Many companies and business associations here are only lukewarm over measures for businesses unveiled in this year's Budget.
Small and medium-sized enterprises (SMEs), in particular, had been hoping for more help in a tough economy but feel dissatisfied given the lack of support to ride out current headwinds.
The Singapore Business Federation (SBF) said it is "disappointed" with the lack of short-term measures for companies this year, given that rising business costs have been a persistent concern.
"For example, the deferment of foreign worker levy (increases) by one year for only the marine and process sectors should have been extended across other sectors which are still experiencing cost challenges," it said. "There is also an absence of measures on rental rebates for businesses in general."
SBF chief executive Ho Meng Kit told The Straits Times the latest measures - coming as industries, including oil and gas, retail, and food and beverage, remain heavily challenged - are simply "not enough", as survival remains a question for many companies.
Rising business costs remains a major bugbear for many firms. Home-grown chemical company Tee Hai Chem expects its utilities bill to climb around 5 per cent due to higher tariffs, said executive director Han Koon Juan. While "manageable", it comes after business costs have grown by an average of 5 per cent annually over the past two to three years, he added.
The Government has said it will take steps to alleviate the problem of rising costs with measures such as the enhanced and extended corporate income tax rebate. But the move may benefit only those reporting corporate income in Singapore.
For 3D-printing firm EOS Singapore, for example, the rebate is unlikely to help much, said Mr Terence Oh, vice-president of Asia-Pacific operations. "In our current business dealings, customers are invoiced through our headquarters in Munich.

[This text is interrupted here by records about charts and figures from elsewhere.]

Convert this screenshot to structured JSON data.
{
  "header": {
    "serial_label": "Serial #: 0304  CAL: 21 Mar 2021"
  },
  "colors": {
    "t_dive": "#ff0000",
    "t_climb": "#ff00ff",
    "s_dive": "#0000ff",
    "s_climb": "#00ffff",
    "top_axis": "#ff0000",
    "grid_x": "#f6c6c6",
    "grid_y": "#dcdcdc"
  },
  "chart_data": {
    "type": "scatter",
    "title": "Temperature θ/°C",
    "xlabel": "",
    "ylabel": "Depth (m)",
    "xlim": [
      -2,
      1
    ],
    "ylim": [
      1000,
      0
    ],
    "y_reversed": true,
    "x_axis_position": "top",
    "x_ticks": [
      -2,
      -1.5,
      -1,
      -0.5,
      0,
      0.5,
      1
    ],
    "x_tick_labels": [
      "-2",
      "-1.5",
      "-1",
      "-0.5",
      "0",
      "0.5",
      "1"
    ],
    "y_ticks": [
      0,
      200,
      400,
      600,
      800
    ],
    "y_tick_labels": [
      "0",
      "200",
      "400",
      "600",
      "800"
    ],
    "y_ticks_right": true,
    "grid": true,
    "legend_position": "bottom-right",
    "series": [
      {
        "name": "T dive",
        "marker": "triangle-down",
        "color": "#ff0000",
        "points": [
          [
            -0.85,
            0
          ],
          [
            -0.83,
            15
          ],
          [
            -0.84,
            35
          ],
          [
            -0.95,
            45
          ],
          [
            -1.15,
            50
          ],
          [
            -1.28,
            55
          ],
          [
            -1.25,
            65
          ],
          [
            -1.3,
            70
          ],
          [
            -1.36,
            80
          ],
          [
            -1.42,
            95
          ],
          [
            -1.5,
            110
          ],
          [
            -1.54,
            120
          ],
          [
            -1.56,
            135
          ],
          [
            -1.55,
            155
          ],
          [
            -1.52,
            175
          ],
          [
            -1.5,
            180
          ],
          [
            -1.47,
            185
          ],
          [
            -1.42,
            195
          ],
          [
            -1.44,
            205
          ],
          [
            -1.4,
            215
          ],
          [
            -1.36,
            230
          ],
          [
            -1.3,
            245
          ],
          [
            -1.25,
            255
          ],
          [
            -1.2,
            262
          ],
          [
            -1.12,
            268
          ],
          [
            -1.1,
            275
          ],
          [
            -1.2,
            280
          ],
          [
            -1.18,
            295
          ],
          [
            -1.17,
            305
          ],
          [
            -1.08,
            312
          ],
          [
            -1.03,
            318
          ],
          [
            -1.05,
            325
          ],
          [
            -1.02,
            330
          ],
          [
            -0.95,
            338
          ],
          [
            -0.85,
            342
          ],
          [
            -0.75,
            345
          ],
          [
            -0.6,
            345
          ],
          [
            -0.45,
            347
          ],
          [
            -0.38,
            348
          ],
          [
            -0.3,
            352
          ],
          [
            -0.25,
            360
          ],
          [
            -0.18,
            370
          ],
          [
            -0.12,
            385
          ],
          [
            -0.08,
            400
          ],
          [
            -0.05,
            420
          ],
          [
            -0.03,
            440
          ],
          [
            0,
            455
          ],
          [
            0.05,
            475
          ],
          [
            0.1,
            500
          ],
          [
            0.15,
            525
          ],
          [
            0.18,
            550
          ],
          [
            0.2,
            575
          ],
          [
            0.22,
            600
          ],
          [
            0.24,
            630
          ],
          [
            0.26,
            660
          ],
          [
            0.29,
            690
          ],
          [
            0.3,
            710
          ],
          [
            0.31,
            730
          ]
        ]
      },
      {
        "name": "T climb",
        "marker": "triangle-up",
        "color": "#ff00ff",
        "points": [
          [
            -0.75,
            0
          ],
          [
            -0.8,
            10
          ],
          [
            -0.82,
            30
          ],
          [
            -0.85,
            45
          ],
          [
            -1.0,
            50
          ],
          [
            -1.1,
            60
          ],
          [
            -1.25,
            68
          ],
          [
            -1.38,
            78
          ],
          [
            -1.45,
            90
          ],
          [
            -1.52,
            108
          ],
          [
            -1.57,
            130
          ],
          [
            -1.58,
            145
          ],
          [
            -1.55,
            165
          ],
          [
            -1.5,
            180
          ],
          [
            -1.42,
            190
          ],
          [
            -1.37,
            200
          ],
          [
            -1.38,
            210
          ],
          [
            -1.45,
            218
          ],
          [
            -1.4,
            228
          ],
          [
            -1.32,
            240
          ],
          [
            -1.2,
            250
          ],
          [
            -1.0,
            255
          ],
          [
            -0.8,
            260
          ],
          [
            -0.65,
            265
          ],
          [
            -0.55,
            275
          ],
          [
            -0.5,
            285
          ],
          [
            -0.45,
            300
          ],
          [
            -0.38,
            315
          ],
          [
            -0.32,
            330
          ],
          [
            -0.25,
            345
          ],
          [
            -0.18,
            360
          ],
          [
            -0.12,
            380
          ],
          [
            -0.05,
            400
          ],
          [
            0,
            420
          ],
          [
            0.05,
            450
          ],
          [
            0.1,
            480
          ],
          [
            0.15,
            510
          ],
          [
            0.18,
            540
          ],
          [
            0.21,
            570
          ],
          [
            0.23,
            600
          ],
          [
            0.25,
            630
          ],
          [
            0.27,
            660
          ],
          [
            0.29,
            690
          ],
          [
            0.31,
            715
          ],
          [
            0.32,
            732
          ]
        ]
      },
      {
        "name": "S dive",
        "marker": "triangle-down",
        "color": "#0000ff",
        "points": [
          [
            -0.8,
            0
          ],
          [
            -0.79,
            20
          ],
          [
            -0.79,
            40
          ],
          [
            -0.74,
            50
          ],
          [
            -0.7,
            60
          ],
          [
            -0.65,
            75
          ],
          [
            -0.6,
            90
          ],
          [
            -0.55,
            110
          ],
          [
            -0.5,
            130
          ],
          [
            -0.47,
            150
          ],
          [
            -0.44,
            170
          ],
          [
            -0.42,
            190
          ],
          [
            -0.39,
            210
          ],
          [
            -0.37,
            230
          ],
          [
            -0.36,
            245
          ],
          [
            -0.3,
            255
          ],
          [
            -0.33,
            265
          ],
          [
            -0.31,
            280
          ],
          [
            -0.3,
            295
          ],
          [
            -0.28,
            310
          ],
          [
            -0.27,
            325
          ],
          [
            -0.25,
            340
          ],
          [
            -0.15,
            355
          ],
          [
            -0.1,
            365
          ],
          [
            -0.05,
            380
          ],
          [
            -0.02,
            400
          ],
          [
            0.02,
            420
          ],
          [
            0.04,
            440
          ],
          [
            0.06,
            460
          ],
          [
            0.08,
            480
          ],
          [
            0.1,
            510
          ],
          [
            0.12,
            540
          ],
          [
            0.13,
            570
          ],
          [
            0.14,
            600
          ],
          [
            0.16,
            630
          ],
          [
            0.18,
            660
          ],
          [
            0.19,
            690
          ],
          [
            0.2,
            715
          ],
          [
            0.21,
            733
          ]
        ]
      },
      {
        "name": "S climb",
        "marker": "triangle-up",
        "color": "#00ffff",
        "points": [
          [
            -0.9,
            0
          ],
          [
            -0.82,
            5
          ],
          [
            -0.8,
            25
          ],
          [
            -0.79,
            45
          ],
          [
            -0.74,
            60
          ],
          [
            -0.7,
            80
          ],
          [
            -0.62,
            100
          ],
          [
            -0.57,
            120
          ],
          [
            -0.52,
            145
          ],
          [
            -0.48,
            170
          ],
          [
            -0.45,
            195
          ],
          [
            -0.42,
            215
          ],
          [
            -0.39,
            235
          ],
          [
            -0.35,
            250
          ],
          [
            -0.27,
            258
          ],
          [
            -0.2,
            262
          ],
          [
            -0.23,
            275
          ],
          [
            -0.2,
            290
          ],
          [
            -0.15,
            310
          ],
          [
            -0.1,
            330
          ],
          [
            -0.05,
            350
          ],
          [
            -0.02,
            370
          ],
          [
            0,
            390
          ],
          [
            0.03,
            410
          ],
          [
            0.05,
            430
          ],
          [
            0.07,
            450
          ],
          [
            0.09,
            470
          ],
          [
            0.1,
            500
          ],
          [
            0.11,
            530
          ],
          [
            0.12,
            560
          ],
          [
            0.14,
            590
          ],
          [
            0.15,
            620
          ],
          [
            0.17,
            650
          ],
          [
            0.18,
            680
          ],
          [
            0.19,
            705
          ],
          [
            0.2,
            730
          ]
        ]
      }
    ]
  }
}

As such, the profit registered here is minimal and the tax rebate would have minimal impact on our bottom line for the Singapore entity."
Still, the firm is converting its Singapore entity into its regional headquarters, which will allow it to better benefit from the tax rebate, he said.
Deloitte Singapore tax partner Ong Siok Peng noted it would have been more helpful to reintroduce the SME cash grant to help firms which are not tax-paying to cope with rising business costs.
DBS Bank economist Irvin Seah said it is understandable some sectors see the Budget as more muted than previous ones, given the lack of "a big key thrust" for firms. Still, he noted the Government's primary deficit is set to deepen to $5.62 billion this year, more than double last year's $2.72 billion - meaning it will be spending much more in the year ahead.
"What people have forgotten is that a lot of the help measures were put in place two to three years ago, and that they still remain in place. Singaporeans need to understand that we can't afford to have a 'big bang' Budget every year."
Recovery will come, added Mr Seah, citing the Republic's strong 2.9 per cent uptick in gross domestic product for the fourth quarter last year.
"Most of that growth was likely driven by the bigger players... It will take time, but the recovery will eventually spill over to our domestic companies."
That said, some firms are fairly upbeat. Mr Francis Koh, managing director and group chief executive of construction firm Koh Brothers Group, said the $700 million in public infrastructure projects to be brought forward will be an industry impetus.
And while foreign worker levies are set to rise this year, the firm is confident this will not have a major impact on the business, given technology initiatives it has put in place to cut reliance on manpower.